The top in the pound to euro exchange rate is seen a little higher than current levels according to Lloyds Bank.
According to the latest foreign exchange and financial forecasts issued by Lloyds Bank, the GBP should benefit as money markets bring forward their expectations for the timing of the first interest rate rise at the Bank of England.
Previously Lloyds had forecast the first rise to take place in February.
The pound to euro exchange rate has risen from a recent low just below 1.35 to a monthly best at 1.43.
“The catalyst for the latest move has been shifting perceptions about the relative policy outlooks,” argue Lloyds.
In the euro area, signs of recovery have been more lacklustre of late, with the ECB providing a strong hint that it will sanction more QE (and/or a possible rate cut) at its next Council meeting on 3rd December.
We have argued here that for the euro’s downtrend to stay in place an interest rate cut must be delivered at the very least.

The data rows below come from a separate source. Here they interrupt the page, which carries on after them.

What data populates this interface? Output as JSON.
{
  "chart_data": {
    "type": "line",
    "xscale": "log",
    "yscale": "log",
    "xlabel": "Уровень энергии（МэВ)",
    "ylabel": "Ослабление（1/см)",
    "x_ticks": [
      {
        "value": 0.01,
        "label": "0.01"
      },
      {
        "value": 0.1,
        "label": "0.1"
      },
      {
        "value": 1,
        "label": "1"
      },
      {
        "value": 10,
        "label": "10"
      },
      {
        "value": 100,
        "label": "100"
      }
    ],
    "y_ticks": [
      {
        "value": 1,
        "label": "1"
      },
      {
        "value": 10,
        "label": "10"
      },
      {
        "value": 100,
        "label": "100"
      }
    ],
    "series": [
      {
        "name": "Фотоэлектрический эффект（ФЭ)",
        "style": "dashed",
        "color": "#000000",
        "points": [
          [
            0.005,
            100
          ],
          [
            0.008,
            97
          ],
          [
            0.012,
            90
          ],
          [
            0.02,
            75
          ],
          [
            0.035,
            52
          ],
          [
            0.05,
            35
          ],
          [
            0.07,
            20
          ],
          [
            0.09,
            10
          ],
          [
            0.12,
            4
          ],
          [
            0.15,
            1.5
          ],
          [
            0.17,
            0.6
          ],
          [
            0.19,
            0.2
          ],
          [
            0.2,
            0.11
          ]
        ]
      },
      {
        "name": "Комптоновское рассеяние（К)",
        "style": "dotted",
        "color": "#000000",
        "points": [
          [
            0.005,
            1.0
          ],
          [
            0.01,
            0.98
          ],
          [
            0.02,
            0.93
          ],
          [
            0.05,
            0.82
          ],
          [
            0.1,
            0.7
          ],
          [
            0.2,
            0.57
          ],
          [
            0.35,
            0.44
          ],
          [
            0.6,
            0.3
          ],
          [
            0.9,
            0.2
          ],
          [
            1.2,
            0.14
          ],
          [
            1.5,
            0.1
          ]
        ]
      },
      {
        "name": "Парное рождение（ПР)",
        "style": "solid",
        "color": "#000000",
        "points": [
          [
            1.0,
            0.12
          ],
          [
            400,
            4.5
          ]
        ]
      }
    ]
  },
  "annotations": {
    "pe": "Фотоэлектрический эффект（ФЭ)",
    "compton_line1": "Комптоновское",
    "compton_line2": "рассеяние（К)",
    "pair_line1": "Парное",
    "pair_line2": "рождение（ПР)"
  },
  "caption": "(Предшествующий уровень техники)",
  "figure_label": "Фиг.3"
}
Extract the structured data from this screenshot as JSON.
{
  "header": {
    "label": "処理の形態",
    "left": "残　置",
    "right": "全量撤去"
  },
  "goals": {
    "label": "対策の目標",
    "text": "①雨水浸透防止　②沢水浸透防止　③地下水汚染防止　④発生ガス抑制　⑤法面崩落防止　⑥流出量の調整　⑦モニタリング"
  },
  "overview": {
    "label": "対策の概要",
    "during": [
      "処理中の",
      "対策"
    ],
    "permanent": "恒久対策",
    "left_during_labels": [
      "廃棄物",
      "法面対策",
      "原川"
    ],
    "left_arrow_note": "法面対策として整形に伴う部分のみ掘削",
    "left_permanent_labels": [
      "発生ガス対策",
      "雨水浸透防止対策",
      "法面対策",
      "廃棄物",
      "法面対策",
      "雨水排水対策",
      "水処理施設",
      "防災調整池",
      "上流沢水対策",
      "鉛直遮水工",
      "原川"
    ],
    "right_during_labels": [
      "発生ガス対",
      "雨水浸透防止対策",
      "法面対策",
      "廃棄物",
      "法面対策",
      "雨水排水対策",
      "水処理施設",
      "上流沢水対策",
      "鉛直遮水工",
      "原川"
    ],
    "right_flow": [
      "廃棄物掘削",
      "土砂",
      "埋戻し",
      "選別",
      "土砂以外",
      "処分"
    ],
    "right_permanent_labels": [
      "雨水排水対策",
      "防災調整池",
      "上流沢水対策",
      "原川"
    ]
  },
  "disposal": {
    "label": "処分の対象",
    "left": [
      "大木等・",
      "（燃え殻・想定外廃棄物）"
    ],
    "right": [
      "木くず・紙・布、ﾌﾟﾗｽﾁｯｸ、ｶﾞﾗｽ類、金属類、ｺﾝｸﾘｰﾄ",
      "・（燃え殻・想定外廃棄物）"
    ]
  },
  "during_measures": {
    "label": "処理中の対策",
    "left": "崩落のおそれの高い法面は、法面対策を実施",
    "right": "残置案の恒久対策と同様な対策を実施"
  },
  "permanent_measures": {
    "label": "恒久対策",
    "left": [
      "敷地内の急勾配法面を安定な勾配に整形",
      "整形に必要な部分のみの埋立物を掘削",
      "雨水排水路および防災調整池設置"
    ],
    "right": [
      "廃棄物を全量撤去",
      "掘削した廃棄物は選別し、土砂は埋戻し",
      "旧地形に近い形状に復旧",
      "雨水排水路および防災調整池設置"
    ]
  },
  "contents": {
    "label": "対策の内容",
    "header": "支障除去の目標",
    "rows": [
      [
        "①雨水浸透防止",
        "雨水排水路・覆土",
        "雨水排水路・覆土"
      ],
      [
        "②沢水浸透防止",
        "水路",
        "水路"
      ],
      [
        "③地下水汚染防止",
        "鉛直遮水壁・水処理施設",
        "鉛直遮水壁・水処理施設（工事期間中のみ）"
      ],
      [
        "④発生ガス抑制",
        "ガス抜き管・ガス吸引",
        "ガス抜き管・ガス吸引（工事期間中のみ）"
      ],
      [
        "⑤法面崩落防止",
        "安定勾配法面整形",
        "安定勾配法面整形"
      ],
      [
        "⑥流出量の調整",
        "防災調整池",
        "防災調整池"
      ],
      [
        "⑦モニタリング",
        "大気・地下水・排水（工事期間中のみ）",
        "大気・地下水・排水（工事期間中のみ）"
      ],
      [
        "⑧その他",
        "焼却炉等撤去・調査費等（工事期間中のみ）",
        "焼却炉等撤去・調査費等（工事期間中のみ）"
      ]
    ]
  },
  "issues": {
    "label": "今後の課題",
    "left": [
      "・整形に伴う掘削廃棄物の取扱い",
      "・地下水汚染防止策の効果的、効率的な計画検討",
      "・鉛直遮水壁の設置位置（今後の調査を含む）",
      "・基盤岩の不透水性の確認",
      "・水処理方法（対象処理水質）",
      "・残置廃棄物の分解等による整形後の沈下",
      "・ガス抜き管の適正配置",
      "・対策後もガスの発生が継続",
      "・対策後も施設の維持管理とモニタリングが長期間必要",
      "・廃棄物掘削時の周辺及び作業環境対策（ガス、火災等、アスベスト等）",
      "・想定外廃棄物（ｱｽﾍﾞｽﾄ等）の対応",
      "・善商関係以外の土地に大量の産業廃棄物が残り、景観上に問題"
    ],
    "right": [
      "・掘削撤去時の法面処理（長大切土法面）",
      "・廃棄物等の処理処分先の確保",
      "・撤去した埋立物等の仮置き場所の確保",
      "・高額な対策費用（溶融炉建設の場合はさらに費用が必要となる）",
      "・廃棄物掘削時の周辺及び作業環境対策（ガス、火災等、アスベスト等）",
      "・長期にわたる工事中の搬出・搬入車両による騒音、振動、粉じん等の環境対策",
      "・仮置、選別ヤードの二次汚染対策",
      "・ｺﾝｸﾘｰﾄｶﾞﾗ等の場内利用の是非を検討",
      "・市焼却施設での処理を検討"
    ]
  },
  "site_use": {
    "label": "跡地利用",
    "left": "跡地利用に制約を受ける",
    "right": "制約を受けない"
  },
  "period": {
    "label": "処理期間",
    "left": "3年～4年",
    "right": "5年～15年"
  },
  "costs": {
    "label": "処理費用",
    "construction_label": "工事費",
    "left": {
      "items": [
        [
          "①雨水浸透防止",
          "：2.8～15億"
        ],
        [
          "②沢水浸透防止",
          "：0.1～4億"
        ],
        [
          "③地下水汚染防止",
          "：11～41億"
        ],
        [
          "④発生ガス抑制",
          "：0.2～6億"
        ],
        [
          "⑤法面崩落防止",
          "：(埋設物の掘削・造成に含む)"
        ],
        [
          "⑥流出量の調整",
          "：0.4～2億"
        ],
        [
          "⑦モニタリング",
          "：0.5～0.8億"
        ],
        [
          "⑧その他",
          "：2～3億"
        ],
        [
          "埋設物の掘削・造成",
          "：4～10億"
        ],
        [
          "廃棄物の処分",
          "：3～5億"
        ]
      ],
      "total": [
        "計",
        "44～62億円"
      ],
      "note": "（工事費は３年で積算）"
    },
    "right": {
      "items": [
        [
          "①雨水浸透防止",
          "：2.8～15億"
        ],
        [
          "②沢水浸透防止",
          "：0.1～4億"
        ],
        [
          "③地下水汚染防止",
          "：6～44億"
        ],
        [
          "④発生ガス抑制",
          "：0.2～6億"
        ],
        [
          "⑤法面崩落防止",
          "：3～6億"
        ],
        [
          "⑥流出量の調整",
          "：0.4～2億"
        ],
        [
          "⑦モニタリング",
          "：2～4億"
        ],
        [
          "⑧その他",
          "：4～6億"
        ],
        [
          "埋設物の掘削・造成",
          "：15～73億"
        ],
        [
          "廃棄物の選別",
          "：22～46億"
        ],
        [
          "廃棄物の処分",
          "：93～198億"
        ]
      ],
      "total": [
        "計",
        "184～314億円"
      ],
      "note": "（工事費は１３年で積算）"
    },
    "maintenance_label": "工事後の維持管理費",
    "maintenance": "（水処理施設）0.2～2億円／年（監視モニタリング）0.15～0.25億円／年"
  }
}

The Bank of England has not sounded particularly aggressive on raising rates in recent months, but we get the sense Threadneedle Street will follow the US Federal Reserve’s lead and raise interest rates in coming months.
This week we got some hawkish signals from BoE member Ben Broadbent who hinted that money markets were being too relaxed in their timing of a 2016 rate rise.
“Looking ahead, we believe the prospect of further ECB stimulus leaves scope for GBP/EUR to rise further over the coming months. We target a move up to 1.45,” say Lloyds.
As the above projections show, it looks as though 1.45 could well represent the maximum for the exchange rate though.
From here Lloyds forecast the pound to fall back against the euro, with potential EU referendum risk, fiscal austerity and the UK’s sizeable current account deficit expected to leave the pound vulnerable.
In addition, the prospect of further stimulus strengthens the possibility of a relative upside surprise to euro area growth next year.
“We target a move back to 1.36 by end 2016,” say Lloyds.
Praet, Draghi Signals ECB Action - Disappointment is Key Risk to Outlook
As mentioned, a central driver to a weaker euro will be an active European Central Bank.
ECB chief economist Praet indicated that the ECB will announce more measures at its next meeting in early December by highlighting that “the transmission of financial conditions to inflation has taken longer than we anticipated”.
Therefore, “monetary policy needs to remain sufficiently accommodative to offset any headwinds”. In addition, Praet emphasised that there is a risk of inflation expectations becoming “unanchored”
Without mentioning a possible depo rate cut explicitly, ECB president Draghi stressed that while QE is a “particularly powerful and flexible instrument”, “other instruments could also be activated to strengthen the impact of the purchase programme if necessary.
If the ECB does deliver some strong action in December the target set out at 1.45 by Lloyds will come into view a lot faster than anticipated.
However, an underwhelming stance could well see the pound to euro exchange rate make a hasty retreat.